DVD-RAM beat DVD+RW to market by more than a year, giving it quite a head start. Philips is expected to ship its first DVD+RW drive next month for about $700.

"First to market is not trivial," said Ted Pine, analyst with InfoTech. "They've had product out there for more than a year. They've had a lot more time to shake down their technology."

DVD-RAM also got a boost from Apple Computer, which offers an internal DVD-RAM drive as an option on build-to-order PowerMac G3s. PC companies, such as Dell Computer and Micron instead offer CD rewritable drives.

But these advantages are tenuous at best, said other analysts, because the market is so small.

Disk Trend estimated peripheral manufacturers sold 120,000 DVD rewritable drives last year and an expected 545,000 this year. Going forward, Disk Trend expects 1.5 million drives to be sold in 2000, 2.7 million in 2001, and 7.3 million 2002.

The boom now is CD rewritable, according to Disk Trend, with 4.1 million drives sold in 1998 and 10.5 estimated for this year. Projections are 17.3 million, in 2000, 22.6 in 2001, and 22.5 in 2002. CD rewritable sales are expected to flatten in three years as momentum picks up behind DVD rewritable.

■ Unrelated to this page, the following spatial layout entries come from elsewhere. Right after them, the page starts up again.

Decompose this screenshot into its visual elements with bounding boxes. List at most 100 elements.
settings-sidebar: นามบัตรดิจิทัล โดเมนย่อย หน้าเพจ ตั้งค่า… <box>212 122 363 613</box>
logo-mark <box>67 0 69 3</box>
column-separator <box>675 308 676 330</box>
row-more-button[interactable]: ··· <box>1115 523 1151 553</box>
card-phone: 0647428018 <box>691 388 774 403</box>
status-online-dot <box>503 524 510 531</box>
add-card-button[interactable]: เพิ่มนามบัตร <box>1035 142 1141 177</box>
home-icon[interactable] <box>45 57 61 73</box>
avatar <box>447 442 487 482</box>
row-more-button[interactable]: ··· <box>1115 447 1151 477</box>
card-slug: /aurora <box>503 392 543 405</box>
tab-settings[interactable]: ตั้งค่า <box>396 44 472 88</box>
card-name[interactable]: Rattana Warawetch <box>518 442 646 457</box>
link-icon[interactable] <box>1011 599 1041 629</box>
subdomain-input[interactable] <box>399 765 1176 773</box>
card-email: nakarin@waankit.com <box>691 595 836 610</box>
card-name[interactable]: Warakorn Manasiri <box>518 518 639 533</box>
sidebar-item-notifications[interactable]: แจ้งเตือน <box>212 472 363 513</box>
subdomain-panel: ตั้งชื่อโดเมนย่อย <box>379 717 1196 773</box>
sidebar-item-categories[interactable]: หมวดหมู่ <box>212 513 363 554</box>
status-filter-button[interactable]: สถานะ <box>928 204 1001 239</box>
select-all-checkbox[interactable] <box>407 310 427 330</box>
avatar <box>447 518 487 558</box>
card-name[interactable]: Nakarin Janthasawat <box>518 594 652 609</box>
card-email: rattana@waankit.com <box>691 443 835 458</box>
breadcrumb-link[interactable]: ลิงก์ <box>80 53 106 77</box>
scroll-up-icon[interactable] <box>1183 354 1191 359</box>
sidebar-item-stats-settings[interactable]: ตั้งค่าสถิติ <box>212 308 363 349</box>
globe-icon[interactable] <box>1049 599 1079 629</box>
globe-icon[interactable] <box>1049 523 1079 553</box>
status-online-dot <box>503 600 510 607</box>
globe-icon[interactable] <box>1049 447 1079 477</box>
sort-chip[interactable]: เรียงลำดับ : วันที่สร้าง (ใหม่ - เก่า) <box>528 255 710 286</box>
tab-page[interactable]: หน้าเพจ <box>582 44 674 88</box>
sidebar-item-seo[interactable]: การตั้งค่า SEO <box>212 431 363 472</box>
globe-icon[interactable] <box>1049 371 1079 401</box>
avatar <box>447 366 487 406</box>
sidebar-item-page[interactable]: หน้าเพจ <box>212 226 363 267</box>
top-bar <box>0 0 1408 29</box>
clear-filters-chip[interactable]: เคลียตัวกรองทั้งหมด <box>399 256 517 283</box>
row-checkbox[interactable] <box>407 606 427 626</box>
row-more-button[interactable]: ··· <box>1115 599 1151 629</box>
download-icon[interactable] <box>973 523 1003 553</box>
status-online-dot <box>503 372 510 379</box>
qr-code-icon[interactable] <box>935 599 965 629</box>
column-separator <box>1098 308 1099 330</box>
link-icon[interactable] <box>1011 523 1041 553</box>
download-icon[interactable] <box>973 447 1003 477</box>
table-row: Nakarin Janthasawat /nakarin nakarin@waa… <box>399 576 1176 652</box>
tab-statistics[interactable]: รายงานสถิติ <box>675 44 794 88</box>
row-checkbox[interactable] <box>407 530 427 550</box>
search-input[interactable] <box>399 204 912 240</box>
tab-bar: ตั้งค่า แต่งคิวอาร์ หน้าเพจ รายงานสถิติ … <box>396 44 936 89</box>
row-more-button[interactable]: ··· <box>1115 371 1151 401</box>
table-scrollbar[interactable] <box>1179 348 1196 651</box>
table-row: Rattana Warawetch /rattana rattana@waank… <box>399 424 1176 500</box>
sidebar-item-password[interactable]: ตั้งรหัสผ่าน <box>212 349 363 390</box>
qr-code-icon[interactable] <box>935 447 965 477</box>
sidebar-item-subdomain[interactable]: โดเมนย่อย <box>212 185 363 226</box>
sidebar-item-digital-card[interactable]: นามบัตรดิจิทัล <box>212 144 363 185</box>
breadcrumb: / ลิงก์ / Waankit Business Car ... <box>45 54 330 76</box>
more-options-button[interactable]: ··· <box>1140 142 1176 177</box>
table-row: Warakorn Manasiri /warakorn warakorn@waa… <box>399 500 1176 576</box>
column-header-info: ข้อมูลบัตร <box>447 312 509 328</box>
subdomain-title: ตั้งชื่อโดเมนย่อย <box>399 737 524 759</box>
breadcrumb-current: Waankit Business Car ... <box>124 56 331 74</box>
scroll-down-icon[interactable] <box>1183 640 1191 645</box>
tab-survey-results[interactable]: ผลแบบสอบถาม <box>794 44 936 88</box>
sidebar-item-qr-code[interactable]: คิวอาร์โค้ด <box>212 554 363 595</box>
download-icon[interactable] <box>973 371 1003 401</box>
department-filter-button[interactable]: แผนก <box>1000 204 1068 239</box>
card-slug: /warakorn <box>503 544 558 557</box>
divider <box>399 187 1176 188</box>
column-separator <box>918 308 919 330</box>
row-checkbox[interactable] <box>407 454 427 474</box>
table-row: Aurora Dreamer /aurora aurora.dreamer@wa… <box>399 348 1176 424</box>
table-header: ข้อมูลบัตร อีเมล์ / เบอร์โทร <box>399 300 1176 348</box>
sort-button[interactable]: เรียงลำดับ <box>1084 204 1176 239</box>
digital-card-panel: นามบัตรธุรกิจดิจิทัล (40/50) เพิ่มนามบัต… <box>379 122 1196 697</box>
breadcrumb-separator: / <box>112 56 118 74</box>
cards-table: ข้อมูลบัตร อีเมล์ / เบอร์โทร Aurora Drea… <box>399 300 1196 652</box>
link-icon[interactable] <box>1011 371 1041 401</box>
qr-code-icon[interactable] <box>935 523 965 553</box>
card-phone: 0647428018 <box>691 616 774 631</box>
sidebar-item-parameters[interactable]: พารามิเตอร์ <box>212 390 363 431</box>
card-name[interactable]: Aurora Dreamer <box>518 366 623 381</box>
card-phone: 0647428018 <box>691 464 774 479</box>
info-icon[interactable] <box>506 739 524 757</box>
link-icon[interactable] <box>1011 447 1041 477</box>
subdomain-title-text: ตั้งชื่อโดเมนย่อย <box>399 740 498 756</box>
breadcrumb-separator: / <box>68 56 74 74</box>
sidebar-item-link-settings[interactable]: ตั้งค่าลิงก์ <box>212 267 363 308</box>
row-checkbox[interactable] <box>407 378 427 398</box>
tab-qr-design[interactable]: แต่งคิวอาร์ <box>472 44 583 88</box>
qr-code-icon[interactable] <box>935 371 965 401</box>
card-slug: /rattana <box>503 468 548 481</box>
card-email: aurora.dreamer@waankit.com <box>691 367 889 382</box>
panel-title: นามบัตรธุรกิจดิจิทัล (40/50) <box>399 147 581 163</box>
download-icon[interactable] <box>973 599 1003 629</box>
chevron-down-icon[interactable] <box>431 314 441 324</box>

"It looks like it will take that amount of time for all the usual players to get into production at 4.7GB and for the prices to come down dramatically," said Porter. "Hopefully by that time we'll see some daylight in terms of standardization."

Storage products typically take off when prices fall to a point attractive to consumers and enough people buy the devices to make compatibility attractive.

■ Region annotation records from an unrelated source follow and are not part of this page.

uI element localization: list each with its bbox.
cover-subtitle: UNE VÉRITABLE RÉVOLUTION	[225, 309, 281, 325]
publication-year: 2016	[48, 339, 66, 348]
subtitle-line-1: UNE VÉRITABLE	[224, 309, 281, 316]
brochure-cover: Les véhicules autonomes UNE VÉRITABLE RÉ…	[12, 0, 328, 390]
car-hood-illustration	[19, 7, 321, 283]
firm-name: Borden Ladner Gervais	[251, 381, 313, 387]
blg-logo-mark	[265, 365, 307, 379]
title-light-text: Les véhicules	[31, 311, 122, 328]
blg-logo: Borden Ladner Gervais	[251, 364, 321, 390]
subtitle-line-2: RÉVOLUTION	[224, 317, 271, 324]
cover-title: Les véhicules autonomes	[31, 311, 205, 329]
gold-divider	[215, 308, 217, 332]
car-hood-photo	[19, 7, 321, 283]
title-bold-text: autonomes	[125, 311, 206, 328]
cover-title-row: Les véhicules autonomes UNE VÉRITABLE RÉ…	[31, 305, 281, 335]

But DVD rewritable faces another handicap, the slower-than-expected adoption of DVD. Pine said until DVD is a standard option on PCs, the devices will not really take off. "Go out there and find me a sub-$1,000 PC that has a DVD-ROM as standard equipment. That's 50 percent of the market."

InfoTech estimated about 12 million DVD ROM drives would be sold this year, but the devices are not expected to reach critical mass until late next year when interactive DVD games from Sony and others hit the market.

That is also when the first consumer electronic devices supporting DVD-RAM are expected to hit the market. Compatibility has been the platform's biggest shortcoming. Many newer, 5X or above, DVD drives can read DVD-RAM disks, but most older models cannot. CD rewritable went through a similar conversion after its introduction in 1997. Initially, few drives could read CD-rewritable-created CDs.

Analysts would not speculate which standard would dominate, but Sony's success in the consumer electronics and gaming space is expected to give DVD+RW a push next year.

Schlichting sees something else that could give one standard the edge over the other.

"What will make the real difference will be the ability to write CD media. This will be a key functionality for increasing acceptance for either of these rewritable DVD formats."